Harâm li-gayrihî: Bunlar aslları i’tibâriyle halâl olup,
başkasının haklarından dolayı harâm olan şeylerdir. Meselâ bir kişinin bağına
girip, sâhibinin izni yok iken meyvesini koparıp yimek, ev eşyâsını ve parasını
çalıp kullanmak, emânete hıyânet etmek, rüşvet, fâiz ve kumar ile mal, para
kazanmak gibi. Bunları yapan kimse, yaparken Besmele söylese veyâhud halâldir
dese kâfir olmaz. Çünki, o kişinin hakkıdır, geri alır. Beşbuçuk arpa (bir
dank) ağırlığında gümüş kıymeti kadar hak için, yarın kıyâmet gününde cemâ’at
ile kılınmış yediyüz rek’at kabûl olunmuş namâzın sevâbı, Allahü teâlâ
tarafından alınıp, hak sâhibine verilir. Harâmlardan kaçınmak, ibâdet yapmakdan
dahâ çok sevâbdır. Onun için harâmları öğrenip, kaçınmak lâzımdır.

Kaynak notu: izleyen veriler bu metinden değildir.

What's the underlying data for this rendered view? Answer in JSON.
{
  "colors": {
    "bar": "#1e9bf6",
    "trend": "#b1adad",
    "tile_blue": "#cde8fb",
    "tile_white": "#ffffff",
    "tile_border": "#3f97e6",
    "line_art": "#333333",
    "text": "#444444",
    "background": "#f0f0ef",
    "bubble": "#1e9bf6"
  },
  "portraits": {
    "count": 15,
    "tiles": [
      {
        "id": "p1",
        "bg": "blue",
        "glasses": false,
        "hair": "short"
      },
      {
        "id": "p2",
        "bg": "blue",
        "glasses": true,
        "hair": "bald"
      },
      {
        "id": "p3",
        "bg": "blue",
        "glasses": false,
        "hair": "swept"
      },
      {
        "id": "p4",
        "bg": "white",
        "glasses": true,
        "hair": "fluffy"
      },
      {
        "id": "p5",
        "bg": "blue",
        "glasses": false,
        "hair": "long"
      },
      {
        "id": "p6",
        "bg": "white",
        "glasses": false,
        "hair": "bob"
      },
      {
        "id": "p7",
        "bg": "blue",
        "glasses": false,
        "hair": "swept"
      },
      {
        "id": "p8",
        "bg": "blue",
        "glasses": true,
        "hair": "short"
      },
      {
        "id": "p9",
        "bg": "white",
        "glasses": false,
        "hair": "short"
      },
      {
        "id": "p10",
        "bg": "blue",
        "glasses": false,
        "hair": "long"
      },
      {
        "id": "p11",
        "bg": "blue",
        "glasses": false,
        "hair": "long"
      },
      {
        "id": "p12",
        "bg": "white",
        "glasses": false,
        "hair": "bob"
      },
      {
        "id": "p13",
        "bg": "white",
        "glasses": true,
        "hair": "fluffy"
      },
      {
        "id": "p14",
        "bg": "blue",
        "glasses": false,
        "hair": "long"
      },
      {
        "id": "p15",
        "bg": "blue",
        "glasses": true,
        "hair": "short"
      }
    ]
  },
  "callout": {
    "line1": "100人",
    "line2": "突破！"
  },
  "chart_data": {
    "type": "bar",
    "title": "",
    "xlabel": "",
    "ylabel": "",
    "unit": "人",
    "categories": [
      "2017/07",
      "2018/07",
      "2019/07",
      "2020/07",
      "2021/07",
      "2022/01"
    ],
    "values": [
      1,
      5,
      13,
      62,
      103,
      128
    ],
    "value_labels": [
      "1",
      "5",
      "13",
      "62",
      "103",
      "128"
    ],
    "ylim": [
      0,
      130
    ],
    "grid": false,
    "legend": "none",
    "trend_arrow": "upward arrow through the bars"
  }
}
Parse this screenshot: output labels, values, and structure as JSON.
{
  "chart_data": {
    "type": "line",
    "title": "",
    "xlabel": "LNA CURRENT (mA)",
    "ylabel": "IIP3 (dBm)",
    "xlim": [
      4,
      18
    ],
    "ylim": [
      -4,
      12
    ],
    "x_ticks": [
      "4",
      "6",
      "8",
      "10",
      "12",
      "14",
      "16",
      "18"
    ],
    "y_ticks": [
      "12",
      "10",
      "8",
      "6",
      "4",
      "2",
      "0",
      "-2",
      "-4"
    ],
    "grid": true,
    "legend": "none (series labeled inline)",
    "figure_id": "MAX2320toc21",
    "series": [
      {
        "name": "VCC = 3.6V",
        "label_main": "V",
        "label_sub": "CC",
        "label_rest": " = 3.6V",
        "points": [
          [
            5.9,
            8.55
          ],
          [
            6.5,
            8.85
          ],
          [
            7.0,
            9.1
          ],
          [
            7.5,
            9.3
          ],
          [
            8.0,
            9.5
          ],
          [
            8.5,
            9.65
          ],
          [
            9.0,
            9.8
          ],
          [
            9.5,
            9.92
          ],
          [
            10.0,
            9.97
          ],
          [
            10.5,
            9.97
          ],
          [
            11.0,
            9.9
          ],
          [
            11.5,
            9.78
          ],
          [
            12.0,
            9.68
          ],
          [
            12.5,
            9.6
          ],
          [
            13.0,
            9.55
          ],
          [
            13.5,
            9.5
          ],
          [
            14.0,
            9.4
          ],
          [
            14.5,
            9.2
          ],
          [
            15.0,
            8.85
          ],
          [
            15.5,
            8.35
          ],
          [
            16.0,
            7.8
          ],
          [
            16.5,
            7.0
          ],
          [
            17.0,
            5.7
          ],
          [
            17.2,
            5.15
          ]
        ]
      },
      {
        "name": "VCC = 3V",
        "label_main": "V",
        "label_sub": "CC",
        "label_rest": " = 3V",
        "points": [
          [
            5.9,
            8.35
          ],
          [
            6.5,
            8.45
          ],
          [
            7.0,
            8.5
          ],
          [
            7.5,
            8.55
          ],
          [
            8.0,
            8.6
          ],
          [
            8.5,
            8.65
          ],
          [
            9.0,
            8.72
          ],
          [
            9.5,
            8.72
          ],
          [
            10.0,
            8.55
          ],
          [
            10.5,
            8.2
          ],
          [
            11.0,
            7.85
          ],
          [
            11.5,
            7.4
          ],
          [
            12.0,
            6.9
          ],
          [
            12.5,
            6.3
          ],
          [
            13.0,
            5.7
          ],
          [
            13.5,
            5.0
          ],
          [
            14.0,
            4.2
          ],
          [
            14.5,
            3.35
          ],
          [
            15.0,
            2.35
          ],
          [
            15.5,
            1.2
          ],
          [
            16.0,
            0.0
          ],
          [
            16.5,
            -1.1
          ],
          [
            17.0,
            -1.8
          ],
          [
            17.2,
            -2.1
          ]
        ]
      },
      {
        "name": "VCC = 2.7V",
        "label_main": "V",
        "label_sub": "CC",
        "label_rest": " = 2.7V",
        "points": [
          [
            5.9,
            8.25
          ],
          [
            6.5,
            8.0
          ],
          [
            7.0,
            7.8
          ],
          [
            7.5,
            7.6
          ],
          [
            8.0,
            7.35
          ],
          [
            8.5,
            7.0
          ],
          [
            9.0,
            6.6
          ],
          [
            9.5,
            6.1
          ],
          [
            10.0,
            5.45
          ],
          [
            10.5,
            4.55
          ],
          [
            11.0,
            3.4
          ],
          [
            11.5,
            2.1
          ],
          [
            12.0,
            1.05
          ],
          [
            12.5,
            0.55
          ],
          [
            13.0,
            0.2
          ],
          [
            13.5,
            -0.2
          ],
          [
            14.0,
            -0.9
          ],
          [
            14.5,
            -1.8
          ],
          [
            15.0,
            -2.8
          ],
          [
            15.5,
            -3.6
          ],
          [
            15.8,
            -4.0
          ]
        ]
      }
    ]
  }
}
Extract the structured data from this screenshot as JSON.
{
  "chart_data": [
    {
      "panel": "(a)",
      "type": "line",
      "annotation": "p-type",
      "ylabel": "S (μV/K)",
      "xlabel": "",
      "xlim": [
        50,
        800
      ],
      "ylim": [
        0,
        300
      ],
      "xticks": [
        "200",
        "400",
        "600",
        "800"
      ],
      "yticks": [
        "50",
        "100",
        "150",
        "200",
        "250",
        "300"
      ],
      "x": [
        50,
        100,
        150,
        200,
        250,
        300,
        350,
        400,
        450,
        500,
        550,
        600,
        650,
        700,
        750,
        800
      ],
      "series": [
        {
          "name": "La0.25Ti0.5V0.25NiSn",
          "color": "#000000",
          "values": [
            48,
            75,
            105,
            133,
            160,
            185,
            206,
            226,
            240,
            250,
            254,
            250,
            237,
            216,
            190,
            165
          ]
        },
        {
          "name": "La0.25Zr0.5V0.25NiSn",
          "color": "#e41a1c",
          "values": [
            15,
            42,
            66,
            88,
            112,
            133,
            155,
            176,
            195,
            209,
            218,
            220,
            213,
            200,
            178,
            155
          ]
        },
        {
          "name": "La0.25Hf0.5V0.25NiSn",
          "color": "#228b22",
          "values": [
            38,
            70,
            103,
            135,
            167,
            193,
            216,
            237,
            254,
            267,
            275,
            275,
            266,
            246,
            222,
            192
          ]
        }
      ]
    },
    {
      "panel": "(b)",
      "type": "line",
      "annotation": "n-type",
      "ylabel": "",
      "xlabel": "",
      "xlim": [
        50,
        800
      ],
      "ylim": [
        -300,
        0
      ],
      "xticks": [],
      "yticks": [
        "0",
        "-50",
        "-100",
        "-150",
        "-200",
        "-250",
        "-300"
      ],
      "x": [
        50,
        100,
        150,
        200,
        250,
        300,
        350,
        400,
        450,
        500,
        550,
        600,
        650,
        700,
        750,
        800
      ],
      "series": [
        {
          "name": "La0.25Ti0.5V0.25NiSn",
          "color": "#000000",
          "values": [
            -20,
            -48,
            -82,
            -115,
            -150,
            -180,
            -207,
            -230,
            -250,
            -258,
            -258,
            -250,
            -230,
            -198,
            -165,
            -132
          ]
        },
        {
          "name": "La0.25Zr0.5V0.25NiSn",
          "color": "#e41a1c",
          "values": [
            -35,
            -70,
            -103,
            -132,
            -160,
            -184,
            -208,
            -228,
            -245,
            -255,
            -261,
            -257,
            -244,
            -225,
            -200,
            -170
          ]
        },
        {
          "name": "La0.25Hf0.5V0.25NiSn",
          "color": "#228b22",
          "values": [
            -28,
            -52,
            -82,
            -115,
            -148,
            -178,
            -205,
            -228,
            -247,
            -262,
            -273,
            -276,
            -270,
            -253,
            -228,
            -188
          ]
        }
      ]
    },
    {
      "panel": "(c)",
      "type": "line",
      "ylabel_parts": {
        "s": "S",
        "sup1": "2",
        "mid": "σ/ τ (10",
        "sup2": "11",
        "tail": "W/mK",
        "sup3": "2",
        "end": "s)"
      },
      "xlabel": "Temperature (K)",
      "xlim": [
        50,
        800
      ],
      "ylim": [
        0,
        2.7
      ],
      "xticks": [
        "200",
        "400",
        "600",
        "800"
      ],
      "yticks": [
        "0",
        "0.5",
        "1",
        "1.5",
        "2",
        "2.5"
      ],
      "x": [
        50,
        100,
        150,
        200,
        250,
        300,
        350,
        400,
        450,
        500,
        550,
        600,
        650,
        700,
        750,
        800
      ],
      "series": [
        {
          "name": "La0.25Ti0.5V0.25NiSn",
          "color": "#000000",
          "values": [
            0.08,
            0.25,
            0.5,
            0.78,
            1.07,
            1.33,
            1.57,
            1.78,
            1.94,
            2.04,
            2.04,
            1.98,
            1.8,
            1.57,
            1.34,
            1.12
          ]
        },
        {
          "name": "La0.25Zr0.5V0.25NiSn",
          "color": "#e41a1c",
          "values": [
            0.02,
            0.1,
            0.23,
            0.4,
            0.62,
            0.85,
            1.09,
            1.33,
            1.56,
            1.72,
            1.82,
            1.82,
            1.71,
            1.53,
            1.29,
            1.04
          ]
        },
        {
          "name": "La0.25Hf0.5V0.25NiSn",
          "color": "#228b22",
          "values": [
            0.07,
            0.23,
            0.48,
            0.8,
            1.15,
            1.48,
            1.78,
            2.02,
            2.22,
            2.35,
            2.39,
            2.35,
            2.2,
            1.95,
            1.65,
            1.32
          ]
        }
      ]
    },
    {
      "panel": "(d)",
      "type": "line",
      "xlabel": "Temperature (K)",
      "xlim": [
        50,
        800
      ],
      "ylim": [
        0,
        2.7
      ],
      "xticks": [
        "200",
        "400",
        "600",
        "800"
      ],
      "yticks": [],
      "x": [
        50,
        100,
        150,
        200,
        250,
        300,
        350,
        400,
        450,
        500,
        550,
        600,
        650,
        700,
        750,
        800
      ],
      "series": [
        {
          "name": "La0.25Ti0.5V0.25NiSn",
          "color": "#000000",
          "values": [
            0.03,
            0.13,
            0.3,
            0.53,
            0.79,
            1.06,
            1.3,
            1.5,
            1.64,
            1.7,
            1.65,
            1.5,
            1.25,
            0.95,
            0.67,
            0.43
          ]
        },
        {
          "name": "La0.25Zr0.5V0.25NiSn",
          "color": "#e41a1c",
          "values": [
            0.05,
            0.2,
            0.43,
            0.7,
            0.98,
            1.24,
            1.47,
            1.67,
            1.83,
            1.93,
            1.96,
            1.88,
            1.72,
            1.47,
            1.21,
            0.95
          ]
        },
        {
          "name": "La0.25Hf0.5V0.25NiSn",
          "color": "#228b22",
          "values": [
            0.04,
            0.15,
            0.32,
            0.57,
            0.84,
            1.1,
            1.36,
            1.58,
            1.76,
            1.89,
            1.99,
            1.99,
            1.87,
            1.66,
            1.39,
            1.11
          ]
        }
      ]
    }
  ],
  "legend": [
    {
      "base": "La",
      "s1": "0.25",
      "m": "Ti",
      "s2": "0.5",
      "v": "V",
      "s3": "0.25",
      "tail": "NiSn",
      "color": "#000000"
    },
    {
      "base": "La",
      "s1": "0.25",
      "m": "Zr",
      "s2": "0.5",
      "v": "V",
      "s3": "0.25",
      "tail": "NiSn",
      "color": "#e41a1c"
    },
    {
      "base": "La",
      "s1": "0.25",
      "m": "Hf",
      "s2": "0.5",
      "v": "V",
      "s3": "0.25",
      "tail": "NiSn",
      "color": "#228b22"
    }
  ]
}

7- MEKRÛH: Allahü teâlânın ve Muhammed aleyhisselâmın,
beğenmediği ve ibâdetlerin sevâbını gideren şeylere mekrûh denir.
Mekrûh iki çeşiddir:
Tahrîmen mekrûh: Vâcibin terkidir. Harâma yakın olan
mekrûhlardır. Bunları yapmak azâbı gerekdirir. Güneş doğarken, tam tepede iken
ve batarken namâz kılmak gibi. Bunları kasıtla işleyen âsî ve günahkâr olur.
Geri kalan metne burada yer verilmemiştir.